Source: www.ghanawebbers.com

'State capture in disguise' – Former Dep Minister criticises GoldBod overreach

Former Deputy Housing Minister Dr. Prince Hamid Armah has criticized the government's new gold trade regime.

He expressed his concerns in a Facebook post. Dr. Armah warned that GoldBod represents “state capture in disguise.” He called it a dangerous step toward economic authoritarianism.

In his article titled “GoldBod is not reform. It’s recolonisation,” he targeted the May 1, 2025 policy directive. This policy bans individuals and entities from buying or exporting gold without clearance from GoldBod.

The policy also requires foreign traders to exit the domestic gold market by April 30, 2025. Failure to comply could lead to criminal sanctions.

“This is not policy; it is a state monopoly in disguise,” Armah declared. He argued that it contradicts Ghana's Constitution and trade framework, which support a liberal economy and investor confidence.

Dr. Armah questioned the rationale behind this move, asking, “Since when did we become a command economy?”

He rejected comparisons to COCOBOD, Ghana’s cocoa regulator, calling them flawed and misleading.

“COCOBOD stabilizes farmer incomes; it does not criminalize market participation,” he explained. It works with private Licensed Buying Companies rather than against them.

“COCOBOD regulates and empowers players in the value chain,” he added. In contrast, Dr. Armah described GoldBod as a centralized entity dominating the entire gold value chain.

GoldBod controls licensing, assaying, buying, and exporting while having prosecutorial power over non-compliant actors.

“As someone trained in economic policy and governance, I know this is not regulation,” he wrote. “This is state capture of a commodity market.”

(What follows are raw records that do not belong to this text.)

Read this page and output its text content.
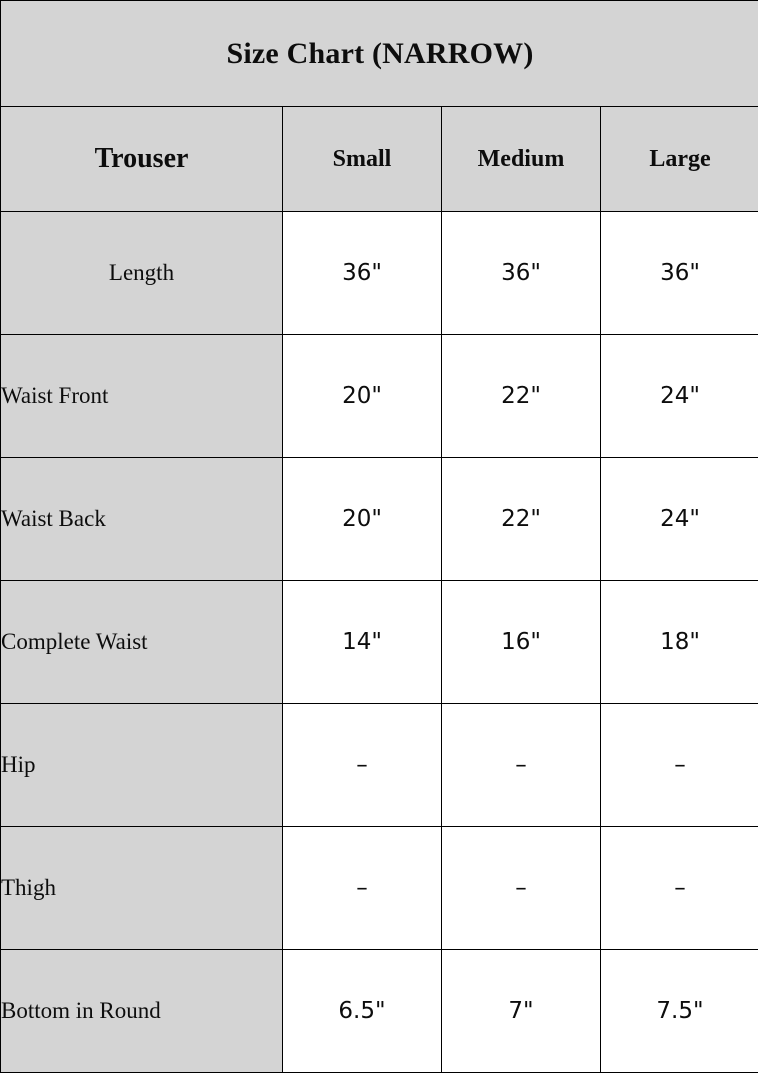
Size Chart (NARROW)			
Trouser	Small	Medium	Large
Length	36"	36"	36"
Waist Front	20"	22"	24"
Waist Back	20"	22"	24"
Complete Waist	14"	16"	18"
Hip	–	–	–
Thigh	–	–	–
Bottom in Round	6.5"	7"	7.5"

He warned that this regime gives excessive power to political appointees. It risks collapsing investor confidence like cocoa licensing did in the 1970s.

“Centralizing all aspects of gold under one state entity undermines competition,” Dr. Armah cautioned. He noted that it deters foreign capital and echoes past mistakes that harmed the cocoa sector.

He criticized the eight-day transition window as rushed and irresponsible. The new licensing regime remains vague and untested.

“What do we gain? A rushed eight-day transition period?” he asked rhetorically. “The criminalization of businesses that were legally operating just yesterday?”

Dr. Armah stated he is not against reform but opposes what he sees as an opaque approach masquerading as reform.

“You cannot promote Ghana as an investment destination while criminalizing legitimate market participation overnight,” he said.

“Our gold market needs regulation, not state recolonization.”

He called for an urgent review of the policy before it causes more harm than smuggling does.

“This policy must be urgently reviewed,” he concluded firmly. “We are against reform that undermines the economy it claims to fix.”